The electromagnetic spectrum is a continuous range of wavelengths.
The types of radiation that occur in different parts of the spectrum have different uses and dangers - depending on their wavelength and frequency.
There are seven members of electromagnetic family.
The order of electromagnetic waves in the spectrum is shown in the table below.
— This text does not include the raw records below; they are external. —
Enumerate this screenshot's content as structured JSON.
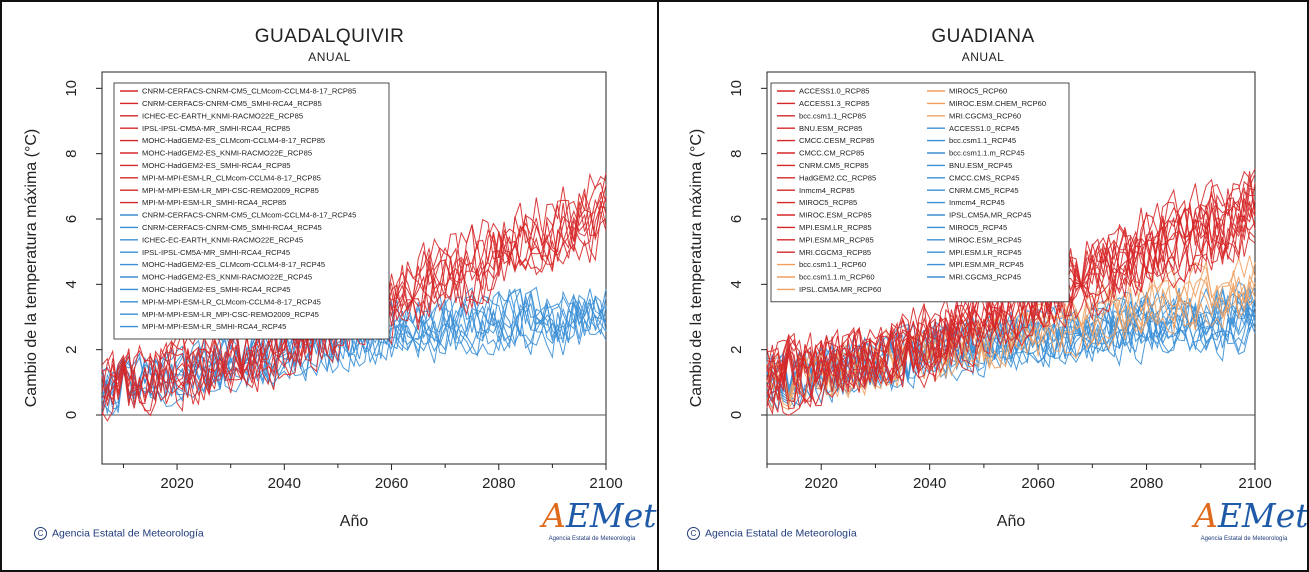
{
  "panels": [
    {
      "title": "GUADALQUIVIR",
      "subtitle": "ANUAL",
      "xlabel": "Año",
      "ylabel": "Cambio de la temperatura máxima (°C)",
      "credit": "Agencia Estatal de Meteorología",
      "logo_text": "AEMet",
      "logo_tagline": "Agencia Estatal de Meteorología"
    },
    {
      "title": "GUADIANA",
      "subtitle": "ANUAL",
      "xlabel": "Año",
      "ylabel": "Cambio de la temperatura máxima (°C)",
      "credit": "Agencia Estatal de Meteorología",
      "logo_text": "AEMet",
      "logo_tagline": "Agencia Estatal de Meteorología"
    }
  ],
  "colors": {
    "rcp85": "#d62728",
    "rcp60": "#f0a060",
    "rcp45": "#3a8fd6",
    "zero_line": "#555555",
    "axis": "#222222"
  },
  "chart_data": [
    {
      "type": "line",
      "title": "GUADALQUIVIR",
      "subtitle": "ANUAL",
      "xlabel": "Año",
      "ylabel": "Cambio de la temperatura máxima (°C)",
      "xlim": [
        2006,
        2100
      ],
      "ylim": [
        -1.5,
        10.5
      ],
      "xticks": [
        2020,
        2040,
        2060,
        2080,
        2100
      ],
      "yticks": [
        0,
        2,
        4,
        6,
        8,
        10
      ],
      "grid": false,
      "zero_line": true,
      "legend_position": "top-left",
      "x_start": 2006,
      "x_end": 2100,
      "trend_keyframes": {
        "rcp85": {
          "x": [
            2006,
            2040,
            2060,
            2080,
            2100
          ],
          "y": [
            0.8,
            2.2,
            3.6,
            5.0,
            6.3
          ]
        },
        "rcp60": {
          "x": [
            2006,
            2100
          ],
          "y": [
            0.8,
            4.5
          ]
        },
        "rcp45": {
          "x": [
            2006,
            2040,
            2060,
            2080,
            2100
          ],
          "y": [
            0.7,
            1.9,
            2.5,
            2.9,
            3.0
          ]
        }
      },
      "series": [
        {
          "name": "CNRM-CERFACS-CNRM-CM5_CLMcom-CCLM4-8-17_RCP85",
          "scenario": "rcp85"
        },
        {
          "name": "CNRM-CERFACS-CNRM-CM5_SMHI-RCA4_RCP85",
          "scenario": "rcp85"
        },
        {
          "name": "ICHEC-EC-EARTH_KNMI-RACMO22E_RCP85",
          "scenario": "rcp85"
        },
        {
          "name": "IPSL-IPSL-CM5A-MR_SMHI-RCA4_RCP85",
          "scenario": "rcp85"
        },
        {
          "name": "MOHC-HadGEM2-ES_CLMcom-CCLM4-8-17_RCP85",
          "scenario": "rcp85"
        },
        {
          "name": "MOHC-HadGEM2-ES_KNMI-RACMO22E_RCP85",
          "scenario": "rcp85"
        },
        {
          "name": "MOHC-HadGEM2-ES_SMHI-RCA4_RCP85",
          "scenario": "rcp85"
        },
        {
          "name": "MPI-M-MPI-ESM-LR_CLMcom-CCLM4-8-17_RCP85",
          "scenario": "rcp85"
        },
        {
          "name": "MPI-M-MPI-ESM-LR_MPI-CSC-REMO2009_RCP85",
          "scenario": "rcp85"
        },
        {
          "name": "MPI-M-MPI-ESM-LR_SMHI-RCA4_RCP85",
          "scenario": "rcp85"
        },
        {
          "name": "CNRM-CERFACS-CNRM-CM5_CLMcom-CCLM4-8-17_RCP45",
          "scenario": "rcp45"
        },
        {
          "name": "CNRM-CERFACS-CNRM-CM5_SMHI-RCA4_RCP45",
          "scenario": "rcp45"
        },
        {
          "name": "ICHEC-EC-EARTH_KNMI-RACMO22E_RCP45",
          "scenario": "rcp45"
        },
        {
          "name": "IPSL-IPSL-CM5A-MR_SMHI-RCA4_RCP45",
          "scenario": "rcp45"
        },
        {
          "name": "MOHC-HadGEM2-ES_CLMcom-CCLM4-8-17_RCP45",
          "scenario": "rcp45"
        },
        {
          "name": "MOHC-HadGEM2-ES_KNMI-RACMO22E_RCP45",
          "scenario": "rcp45"
        },
        {
          "name": "MOHC-HadGEM2-ES_SMHI-RCA4_RCP45",
          "scenario": "rcp45"
        },
        {
          "name": "MPI-M-MPI-ESM-LR_CLMcom-CCLM4-8-17_RCP45",
          "scenario": "rcp45"
        },
        {
          "name": "MPI-M-MPI-ESM-LR_MPI-CSC-REMO2009_RCP45",
          "scenario": "rcp45"
        },
        {
          "name": "MPI-M-MPI-ESM-LR_SMHI-RCA4_RCP45",
          "scenario": "rcp45"
        }
      ]
    },
    {
      "type": "line",
      "title": "GUADIANA",
      "subtitle": "ANUAL",
      "xlabel": "Año",
      "ylabel": "Cambio de la temperatura máxima (°C)",
      "xlim": [
        2010,
        2100
      ],
      "ylim": [
        -1.5,
        10.5
      ],
      "xticks": [
        2020,
        2040,
        2060,
        2080,
        2100
      ],
      "yticks": [
        0,
        2,
        4,
        6,
        8,
        10
      ],
      "grid": false,
      "zero_line": true,
      "legend_position": "top-left",
      "x_start": 2010,
      "x_end": 2100,
      "trend_keyframes": {
        "rcp85": {
          "x": [
            2010,
            2040,
            2060,
            2080,
            2100
          ],
          "y": [
            1.1,
            2.2,
            3.6,
            5.0,
            6.3
          ]
        },
        "rcp60": {
          "x": [
            2010,
            2040,
            2060,
            2080,
            2100
          ],
          "y": [
            1.0,
            1.8,
            2.6,
            3.3,
            3.9
          ]
        },
        "rcp45": {
          "x": [
            2010,
            2040,
            2060,
            2080,
            2100
          ],
          "y": [
            1.0,
            1.9,
            2.4,
            2.8,
            3.0
          ]
        }
      },
      "series": [
        {
          "name": "ACCESS1.0_RCP85",
          "scenario": "rcp85"
        },
        {
          "name": "ACCESS1.3_RCP85",
          "scenario": "rcp85"
        },
        {
          "name": "bcc.csm1.1_RCP85",
          "scenario": "rcp85"
        },
        {
          "name": "BNU.ESM_RCP85",
          "scenario": "rcp85"
        },
        {
          "name": "CMCC.CESM_RCP85",
          "scenario": "rcp85"
        },
        {
          "name": "CMCC.CM_RCP85",
          "scenario": "rcp85"
        },
        {
          "name": "CNRM.CM5_RCP85",
          "scenario": "rcp85"
        },
        {
          "name": "HadGEM2.CC_RCP85",
          "scenario": "rcp85"
        },
        {
          "name": "Inmcm4_RCP85",
          "scenario": "rcp85"
        },
        {
          "name": "MIROC5_RCP85",
          "scenario": "rcp85"
        },
        {
          "name": "MIROC.ESM_RCP85",
          "scenario": "rcp85"
        },
        {
          "name": "MPI.ESM.LR_RCP85",
          "scenario": "rcp85"
        },
        {
          "name": "MPI.ESM.MR_RCP85",
          "scenario": "rcp85"
        },
        {
          "name": "MRI.CGCM3_RCP85",
          "scenario": "rcp85"
        },
        {
          "name": "bcc.csm1.1_RCP60",
          "scenario": "rcp60"
        },
        {
          "name": "bcc.csm1.1.m_RCP60",
          "scenario": "rcp60"
        },
        {
          "name": "IPSL.CM5A.MR_RCP60",
          "scenario": "rcp60"
        },
        {
          "name": "MIROC5_RCP60",
          "scenario": "rcp60"
        },
        {
          "name": "MIROC.ESM.CHEM_RCP60",
          "scenario": "rcp60"
        },
        {
          "name": "MRI.CGCM3_RCP60",
          "scenario": "rcp60"
        },
        {
          "name": "ACCESS1.0_RCP45",
          "scenario": "rcp45"
        },
        {
          "name": "bcc.csm1.1_RCP45",
          "scenario": "rcp45"
        },
        {
          "name": "bcc.csm1.1.m_RCP45",
          "scenario": "rcp45"
        },
        {
          "name": "BNU.ESM_RCP45",
          "scenario": "rcp45"
        },
        {
          "name": "CMCC.CMS_RCP45",
          "scenario": "rcp45"
        },
        {
          "name": "CNRM.CM5_RCP45",
          "scenario": "rcp45"
        },
        {
          "name": "Inmcm4_RCP45",
          "scenario": "rcp45"
        },
        {
          "name": "IPSL.CM5A.MR_RCP45",
          "scenario": "rcp45"
        },
        {
          "name": "MIROC5_RCP45",
          "scenario": "rcp45"
        },
        {
          "name": "MIROC.ESM_RCP45",
          "scenario": "rcp45"
        },
        {
          "name": "MPI.ESM.LR_RCP45",
          "scenario": "rcp45"
        },
        {
          "name": "MPI.ESM.MR_RCP45",
          "scenario": "rcp45"
        },
        {
          "name": "MRI.CGCM3_RCP45",
          "scenario": "rcp45"
        }
      ]
    }
  ]
}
They are arranged in order of decreasing wavelength (and increasing frequency):
|Energy||Frequency||Wavelength||Radiation type||Typical wavelength in m||Typical use|
|Lowest||Lowest||Longest||Radio waves||1||Radio and television signals|
|Microwaves||1 x 10 -2||Cooking, mobile phones|
|Infrared||1 x 10-4||Heat transfer, night vision equipment, optical fibre communication|
|Visible light||4 x 10-7 to 7 x 10-7||Seeing, photography, optical fibre communication|
|Ultraviolet||1 x 10-8||Suntan, detecting forged bank notes|
|X-rays||1 x 10-10||Medical images of bones|
|Highest||Highest||Shortest||Gamma radiation||1 x 10-12||Killing cancer cells, sterilising medical equipment, killing bacteria to prolong shelf life of fruit|
Radio waves have the lowest frequencies and longest wavelengths, while gamma waves have the highest frequencies and shortest wavelengths.
All of these waves travel at the same speed in free space, which is the speed of light or about 300,000,000 m/s (metres per second).